First Annual - Deschutes TT Festival (stage race)
- Stage 1 -
Going into the first 40 KM event I felt good. I was nervous about the first few miles as the TT started with a significant 2 mile climb, but after that I couldn’t have asked for a better course. With my minute man off, promoter, RAAM Veteran, and all around cool guy, George Thomas, held the bike. I snapped in. Put some pressure into the pedals, and was off. Now, I’m not a climber, but that morning I felt like this 180 lb beef cake could have shelled the lightest Columbian. By the top of the climb, I’d pulled back my 30, 90, and 120 second carrots, and was closing in on my 60 second carrot. At the top of the climb with a good 22 miles still left, I settled down, and began to cruise, and chased my 60 second man, Carl, into the descent. Carl descended just a tad more aggressively and by the base of the climb had increased our gap a little. I eased forward, found the nose of the saddle, began to put some power into the pedals, and then the saddle rocked forward! I moved back and it rocked back. The weld holding the top of frame on had broken, and the sleeve holding the seat post was just floating free! With the saddle just hanging there, I didn’t think I should sit on it, and I was worried if I just left it dangling there it might fall into my rear wheel and catastrophically end it all.
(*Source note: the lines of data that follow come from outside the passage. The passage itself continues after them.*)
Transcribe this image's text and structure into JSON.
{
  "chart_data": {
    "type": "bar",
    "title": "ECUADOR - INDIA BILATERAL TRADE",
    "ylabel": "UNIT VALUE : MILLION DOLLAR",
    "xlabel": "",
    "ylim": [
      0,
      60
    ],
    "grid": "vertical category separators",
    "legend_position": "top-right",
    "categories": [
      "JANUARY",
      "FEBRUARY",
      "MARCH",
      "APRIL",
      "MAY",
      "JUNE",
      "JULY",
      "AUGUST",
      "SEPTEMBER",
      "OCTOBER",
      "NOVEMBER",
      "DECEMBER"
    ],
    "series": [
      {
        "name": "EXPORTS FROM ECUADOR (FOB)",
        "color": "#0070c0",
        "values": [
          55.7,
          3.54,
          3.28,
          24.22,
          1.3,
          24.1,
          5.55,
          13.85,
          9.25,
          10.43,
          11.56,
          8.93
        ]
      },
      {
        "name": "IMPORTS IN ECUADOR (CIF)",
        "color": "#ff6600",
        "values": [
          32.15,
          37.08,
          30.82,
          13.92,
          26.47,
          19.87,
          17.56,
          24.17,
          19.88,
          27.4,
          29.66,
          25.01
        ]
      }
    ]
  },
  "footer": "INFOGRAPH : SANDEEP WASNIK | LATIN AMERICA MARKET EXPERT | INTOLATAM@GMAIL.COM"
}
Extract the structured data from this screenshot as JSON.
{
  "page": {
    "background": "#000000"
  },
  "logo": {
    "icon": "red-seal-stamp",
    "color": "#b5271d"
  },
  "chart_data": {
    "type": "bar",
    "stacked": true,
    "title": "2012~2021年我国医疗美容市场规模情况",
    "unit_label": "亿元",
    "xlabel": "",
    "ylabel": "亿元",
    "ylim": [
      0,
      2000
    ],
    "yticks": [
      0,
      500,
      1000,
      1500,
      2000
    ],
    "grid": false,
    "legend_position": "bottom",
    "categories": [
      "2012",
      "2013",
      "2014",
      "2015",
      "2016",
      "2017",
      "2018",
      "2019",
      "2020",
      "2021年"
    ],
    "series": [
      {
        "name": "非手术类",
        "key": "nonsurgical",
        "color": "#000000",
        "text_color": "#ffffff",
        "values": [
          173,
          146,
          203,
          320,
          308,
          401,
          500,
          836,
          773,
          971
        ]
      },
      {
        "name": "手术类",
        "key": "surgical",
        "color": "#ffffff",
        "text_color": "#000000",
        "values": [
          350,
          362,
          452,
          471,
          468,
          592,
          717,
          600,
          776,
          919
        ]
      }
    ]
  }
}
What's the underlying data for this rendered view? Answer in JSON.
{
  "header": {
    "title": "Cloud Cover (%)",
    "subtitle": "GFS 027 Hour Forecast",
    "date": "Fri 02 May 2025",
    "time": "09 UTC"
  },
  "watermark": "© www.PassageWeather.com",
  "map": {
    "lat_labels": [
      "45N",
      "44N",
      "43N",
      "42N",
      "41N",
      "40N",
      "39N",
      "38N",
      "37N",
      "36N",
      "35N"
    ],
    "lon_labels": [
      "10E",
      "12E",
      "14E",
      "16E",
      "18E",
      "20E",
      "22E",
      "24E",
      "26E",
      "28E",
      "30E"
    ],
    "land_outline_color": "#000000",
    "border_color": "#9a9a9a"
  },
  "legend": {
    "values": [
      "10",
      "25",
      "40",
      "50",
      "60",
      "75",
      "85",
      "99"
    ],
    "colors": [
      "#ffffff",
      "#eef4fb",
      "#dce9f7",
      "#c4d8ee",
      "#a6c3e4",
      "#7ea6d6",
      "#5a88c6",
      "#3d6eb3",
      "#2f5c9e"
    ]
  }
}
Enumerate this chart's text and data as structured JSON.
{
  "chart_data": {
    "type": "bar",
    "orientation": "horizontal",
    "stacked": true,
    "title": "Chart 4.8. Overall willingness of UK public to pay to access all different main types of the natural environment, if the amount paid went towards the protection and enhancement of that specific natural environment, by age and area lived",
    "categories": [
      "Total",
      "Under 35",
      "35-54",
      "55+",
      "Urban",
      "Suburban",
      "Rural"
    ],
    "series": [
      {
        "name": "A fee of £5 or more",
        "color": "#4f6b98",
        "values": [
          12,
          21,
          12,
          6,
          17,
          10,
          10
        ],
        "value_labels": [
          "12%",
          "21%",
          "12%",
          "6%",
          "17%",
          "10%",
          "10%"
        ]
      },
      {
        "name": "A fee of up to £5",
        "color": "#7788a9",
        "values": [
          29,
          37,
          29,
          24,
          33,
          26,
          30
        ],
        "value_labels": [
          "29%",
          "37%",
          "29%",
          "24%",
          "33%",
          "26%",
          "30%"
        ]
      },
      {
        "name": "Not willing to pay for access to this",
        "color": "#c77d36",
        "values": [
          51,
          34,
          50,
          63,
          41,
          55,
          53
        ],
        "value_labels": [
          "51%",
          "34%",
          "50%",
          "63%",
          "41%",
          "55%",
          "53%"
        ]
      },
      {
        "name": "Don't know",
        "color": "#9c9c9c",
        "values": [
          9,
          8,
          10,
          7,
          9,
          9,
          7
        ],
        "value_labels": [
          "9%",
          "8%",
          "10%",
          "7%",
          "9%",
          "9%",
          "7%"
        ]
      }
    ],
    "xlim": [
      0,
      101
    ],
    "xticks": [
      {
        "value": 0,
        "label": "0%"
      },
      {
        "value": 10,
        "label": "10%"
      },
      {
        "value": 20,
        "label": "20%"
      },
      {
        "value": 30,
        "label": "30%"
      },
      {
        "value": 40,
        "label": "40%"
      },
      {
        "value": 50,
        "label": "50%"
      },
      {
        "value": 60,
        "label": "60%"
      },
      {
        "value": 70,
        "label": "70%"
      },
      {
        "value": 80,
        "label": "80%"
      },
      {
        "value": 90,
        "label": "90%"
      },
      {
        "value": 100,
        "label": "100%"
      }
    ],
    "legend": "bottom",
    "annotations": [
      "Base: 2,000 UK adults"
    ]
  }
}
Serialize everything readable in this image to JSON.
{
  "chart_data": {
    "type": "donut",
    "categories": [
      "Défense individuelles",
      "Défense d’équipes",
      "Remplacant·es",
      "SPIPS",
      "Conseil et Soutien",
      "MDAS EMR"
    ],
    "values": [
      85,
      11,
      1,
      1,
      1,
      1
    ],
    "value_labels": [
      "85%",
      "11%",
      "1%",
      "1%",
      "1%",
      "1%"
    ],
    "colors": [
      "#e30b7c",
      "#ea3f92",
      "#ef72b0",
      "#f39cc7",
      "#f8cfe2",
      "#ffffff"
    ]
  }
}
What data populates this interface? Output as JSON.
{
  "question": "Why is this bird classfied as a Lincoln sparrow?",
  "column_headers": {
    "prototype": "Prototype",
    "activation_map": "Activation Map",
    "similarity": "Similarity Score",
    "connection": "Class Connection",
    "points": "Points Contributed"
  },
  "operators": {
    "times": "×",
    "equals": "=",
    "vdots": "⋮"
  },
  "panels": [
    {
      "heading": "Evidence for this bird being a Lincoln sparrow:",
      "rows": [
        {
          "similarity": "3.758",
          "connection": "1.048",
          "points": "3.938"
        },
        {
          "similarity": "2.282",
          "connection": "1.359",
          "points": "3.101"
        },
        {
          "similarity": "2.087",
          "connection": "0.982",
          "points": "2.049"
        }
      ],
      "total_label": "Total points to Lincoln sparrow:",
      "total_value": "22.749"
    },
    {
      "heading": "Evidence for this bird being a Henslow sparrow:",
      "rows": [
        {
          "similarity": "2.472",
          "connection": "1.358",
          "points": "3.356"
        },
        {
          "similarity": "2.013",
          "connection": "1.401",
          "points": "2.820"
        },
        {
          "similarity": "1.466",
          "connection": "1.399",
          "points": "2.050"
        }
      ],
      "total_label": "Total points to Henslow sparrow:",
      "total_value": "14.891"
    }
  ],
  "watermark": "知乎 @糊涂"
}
So with that I slammed on the breaks depositing the saddle, seat post, severed frame sleeve on the side of the road, and resumed the chase with 23 KM left. Without the saddle, the aero bars weren’t an option makeing the shifters inaccessible. The bike had now been reduced to a high power low cadence single speed. A few miles later I hit my first decent and found that while I couldn’t pedal due to the loss of pedal tension, I could now tuck real low. The final decent of the course was less kind, it consisted of a few corners which were quite a challange sans saddle. In the final KM my hands and wrists began to hurt. Bringing it in I was passed by a few 1-2’s and two of my carrots. Crossing the line I’d salvaged 3rd place, 3 min down on the leaders. Carl, my 60 second man, took second only being denied 1st by 3 seconds. As bad as my luck had been it could have been worse, my good friend, Ben, had suffered a flat ending his chase for GC.
- Stage 2 –
Stage 1 had started at roughly 9:00 and with stage 2, an 8 mile hill climb set for 3:00 the plan had been to eat a nice lunch, take a nap, before warming up. The events of stage 1 changed all that. The whole rest and relaxation period was pulled from the schedule and replaced by a crazy fast attempt to salvage the TT fest by setting my road bike as some sort of bastardized TT weapon. Cranks were swapped, cassettes and wheels were changed, saddle height adjusted, etc. With a little over an hour left before the start of the second stage everything was as good as it was going to get and it was time to get ready. The hill climb started out steep, and then after a few corners turned into a power climb with a serious side wind. Hill climbs definitely aren’t my thing, but given everything else that had happened that day I felt thankfull to hold 3rd place. A climber catapulted himself into second position, putting over a minute on the rest of the field, and first place ever so slightly increased his gap. Carl, who had been sitting in 2nd position, suffered the serious misfortune of suffering the next bout of equipment failure loosing a crank arm not long after he had left the line, ending his chase for GC.
- Stage 3 -
Sunday Morning, I was sitting in third place, with a little over three minute’s separating myself from GC. With Carl and Ben both out of the chase for GC, both offered up TT equipment to try and give me some sort of aero setup to do the final TT on. I took Ben up on the offer and rolled up to the start with some borrowed clip on aero-bars. The final stage was a 50 mile out and back on the notoriously difficult bake oven road. The first 2 miles of bake oven are fairly gnarly but after that the climb settles down into a power climb. I was being chased by the Cat 4 climbing phenom. Right before reaching the summit of the initial two mile section I had the honor of seeing him fly by. Once the climb had settled down into something more reasonable, I returned the favor and went on to put a little less then 4 min into him, and 9 min into first, grabbing a stage win and cat 4 stage race GC!